You know how musical comedies work: someone starts singing on a topic of importance to them, and everyone in line of sight or earshot is compelled to join in with the singing and dancing. Also, if someone isn't present, but is somehow significant to the subject of the song, they will also get the urge to take a verse.
Now consider: Prof. Hill worked River City up into a frenzy over the pool table by singing a song about it. All the common townsfolk joined in, agreeing that they "got trouble right here in River City." Later, when he made his pitch for the boys' band to the assemblage in the school gymnasium, he sang about the "76 Trombones" and what a glorious effect they had on his life. He got the kids dancing, and everyone else doing counterpoint, until he actually had them all convinced that River City already had a fantastic band, and it was just a matter of buying the instruments.
Whenever the city council/school board/barbershop quartet cornered Hill with a demand to see his credentials, what did Hill do? He got them singing about some unrelated subject, which distracted them long enough for him to sneak away. And how did he do that? By starting to sing himself.

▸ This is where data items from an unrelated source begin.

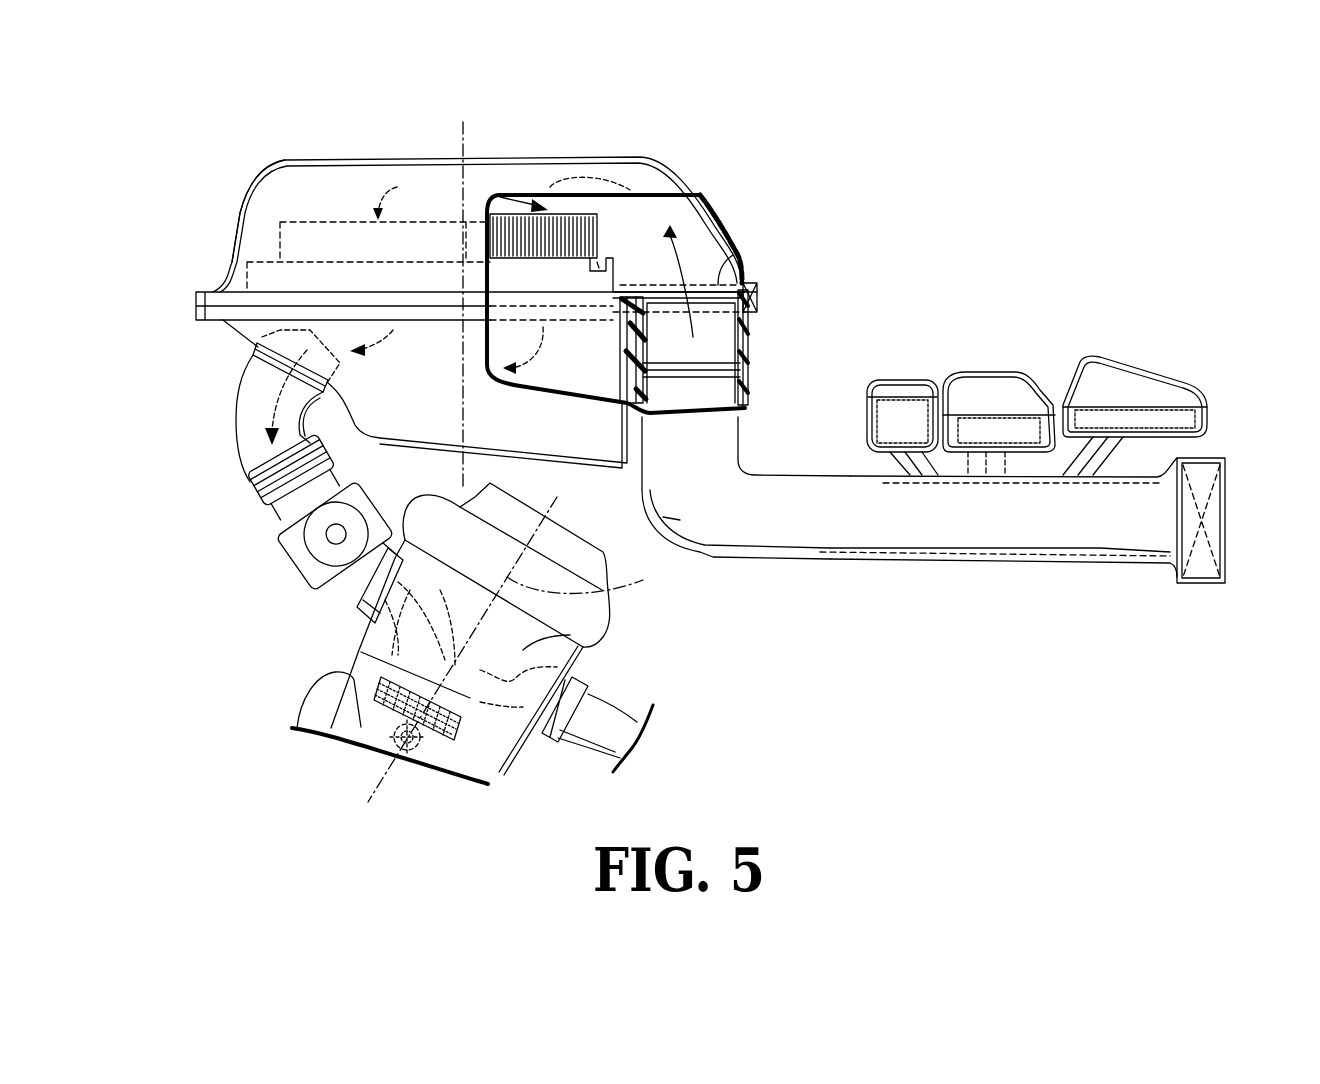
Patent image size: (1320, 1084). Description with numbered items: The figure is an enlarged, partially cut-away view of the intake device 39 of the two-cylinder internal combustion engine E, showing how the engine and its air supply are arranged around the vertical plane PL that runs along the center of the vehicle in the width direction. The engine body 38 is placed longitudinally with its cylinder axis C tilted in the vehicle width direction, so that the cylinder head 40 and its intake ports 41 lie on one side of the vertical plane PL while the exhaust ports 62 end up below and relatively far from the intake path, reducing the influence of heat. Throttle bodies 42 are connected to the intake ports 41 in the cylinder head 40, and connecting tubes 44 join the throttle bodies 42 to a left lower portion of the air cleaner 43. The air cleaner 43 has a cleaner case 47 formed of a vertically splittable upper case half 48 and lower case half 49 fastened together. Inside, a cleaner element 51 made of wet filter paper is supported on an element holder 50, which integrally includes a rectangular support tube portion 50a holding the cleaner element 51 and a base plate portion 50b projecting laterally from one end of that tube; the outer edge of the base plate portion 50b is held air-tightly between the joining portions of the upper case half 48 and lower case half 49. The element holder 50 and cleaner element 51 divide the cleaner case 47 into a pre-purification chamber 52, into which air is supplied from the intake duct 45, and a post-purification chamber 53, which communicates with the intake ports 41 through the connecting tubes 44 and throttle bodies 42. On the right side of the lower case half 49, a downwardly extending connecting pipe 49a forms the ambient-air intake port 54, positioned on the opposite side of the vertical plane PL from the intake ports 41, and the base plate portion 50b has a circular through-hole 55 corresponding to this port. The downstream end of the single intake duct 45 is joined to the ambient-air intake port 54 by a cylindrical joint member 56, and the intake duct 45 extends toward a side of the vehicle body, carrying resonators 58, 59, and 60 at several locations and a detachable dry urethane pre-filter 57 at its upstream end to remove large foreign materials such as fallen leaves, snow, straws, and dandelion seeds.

The engine body 38 is at (500, 768).
The intake device 39 is at (719, 570).
The cylinder head 40 is at (613, 633).
The intake ports 41 is at (410, 590).
The throttle bodies 42 is at (315, 580).
The air cleaner 43 is at (649, 148).
The connecting tubes 44 is at (248, 452).
The intake duct 45 is at (823, 542).
The cleaner case 47 is at (330, 125).
The upper case half 48 is at (237, 195).
The lower case half 49 is at (327, 335).
The connecting pipe 49a is at (745, 328).
The element holder 50 is at (626, 247).
The support tube portion 50a is at (592, 255).
The base plate portion 50b is at (735, 255).
The cleaner element 51 is at (514, 213).
The pre-purification chamber 52 is at (700, 237).
The post-purification chamber 53 is at (562, 378).
The ambient-air intake port 54 is at (740, 322).
The through-hole 55 is at (665, 300).
The joint member 56 is at (627, 368).
The pre-filter 57 is at (1185, 582).
The resonator 58 is at (893, 387).
The resonator 59 is at (992, 382).
The resonator 60 is at (1140, 375).
The exhaust ports 62 is at (577, 668).
The vertical plane PL is at (462, 125).
The cylinder axis C is at (514, 649).
The internal combustion engine E is at (298, 690).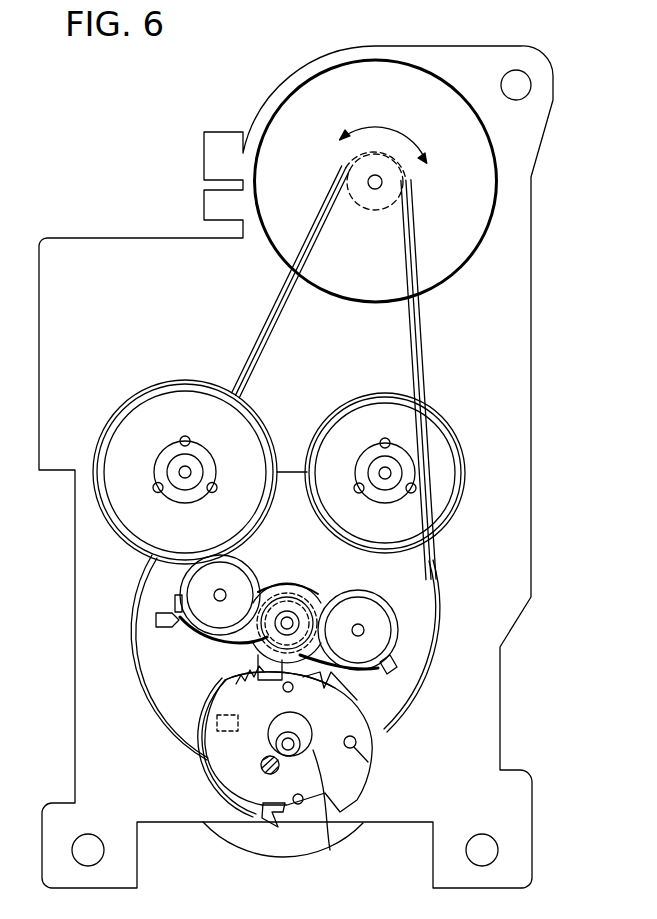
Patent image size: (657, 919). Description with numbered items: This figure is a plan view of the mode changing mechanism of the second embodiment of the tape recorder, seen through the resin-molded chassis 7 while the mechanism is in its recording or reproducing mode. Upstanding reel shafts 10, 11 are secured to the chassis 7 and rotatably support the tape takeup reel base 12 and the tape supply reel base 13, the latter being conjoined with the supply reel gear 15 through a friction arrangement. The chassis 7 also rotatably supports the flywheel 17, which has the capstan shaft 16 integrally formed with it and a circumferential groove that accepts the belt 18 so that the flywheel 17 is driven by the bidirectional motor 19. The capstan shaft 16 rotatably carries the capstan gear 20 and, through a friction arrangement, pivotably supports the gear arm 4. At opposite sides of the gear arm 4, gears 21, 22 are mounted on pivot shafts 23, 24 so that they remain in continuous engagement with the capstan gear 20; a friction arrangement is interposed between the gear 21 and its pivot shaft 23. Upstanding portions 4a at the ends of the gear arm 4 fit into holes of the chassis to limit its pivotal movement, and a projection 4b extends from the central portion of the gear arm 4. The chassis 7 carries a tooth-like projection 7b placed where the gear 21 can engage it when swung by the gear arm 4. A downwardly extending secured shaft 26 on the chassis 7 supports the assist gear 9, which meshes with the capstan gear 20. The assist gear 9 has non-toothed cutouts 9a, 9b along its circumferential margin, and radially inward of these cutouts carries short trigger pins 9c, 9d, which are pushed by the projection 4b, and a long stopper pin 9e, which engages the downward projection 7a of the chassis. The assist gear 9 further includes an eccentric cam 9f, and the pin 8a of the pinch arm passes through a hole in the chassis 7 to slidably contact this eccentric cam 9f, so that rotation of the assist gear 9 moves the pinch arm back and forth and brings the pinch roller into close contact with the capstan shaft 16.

Obviously, not everyone was equally susceptible. Marion had quite a high resistance, based on her being a main character. But, not even she was immune. When Hill hounded her for a date in the library, she fought him at first. Then, he got all the kids dancing and making moon-eyes at each other, until she could no longer deny the urge and started dancing right along with them. She even stomped on the top of a reading table in direct contravention of library rules before snapping out of it.
What I am proposing is that Professor Hill not only caused all the production numbers, but that he knew exactly what he was doing as he was doing it. Somehow, he was able to control his own musical compulsion and use it against other people. Notice how he was able to break off from a song with no trouble if the occasion called for it. Or, he could move with it, guiding it, and in so doing guide the emotions of the crowd, but never letting himself be changed in the process.
Of course, it all fell apart at the end when he was exposed by the anvil salesman and arrested. I guess Hill's ability doesn't work on hostile crowds, unless the words of the song involve performing grievous bodily harm, which would be counter-productive at best.
Side note: If there were ever to be some sort of literary crossover among the musical universes, the one I would most like to read about would be the meeting of Professor Harold Hill and Henry Higgins, of My Fair Lady. Imagine, the charismatic master of practical speech meeting the almost charisma-free student of the mechanics of language. He who can fit in anywhere meets he who is comfortable in only one circumstance, that circumstance being the other's stock in trade.
I don't have the talent to write it myself, or I would. I see it as a chance meeting, with Henry and Eliza Doolittle traveling across the US on holiday when the train stops in River City for whatever reason, where Hill and Marion have married and settled down. While the men keep trying to use their abilities on each other, the women sit off to the side and commiserate. I think it'd be a hoot. Unfortunately, only Robert Preston and Rex Harrison could do it justice if performed.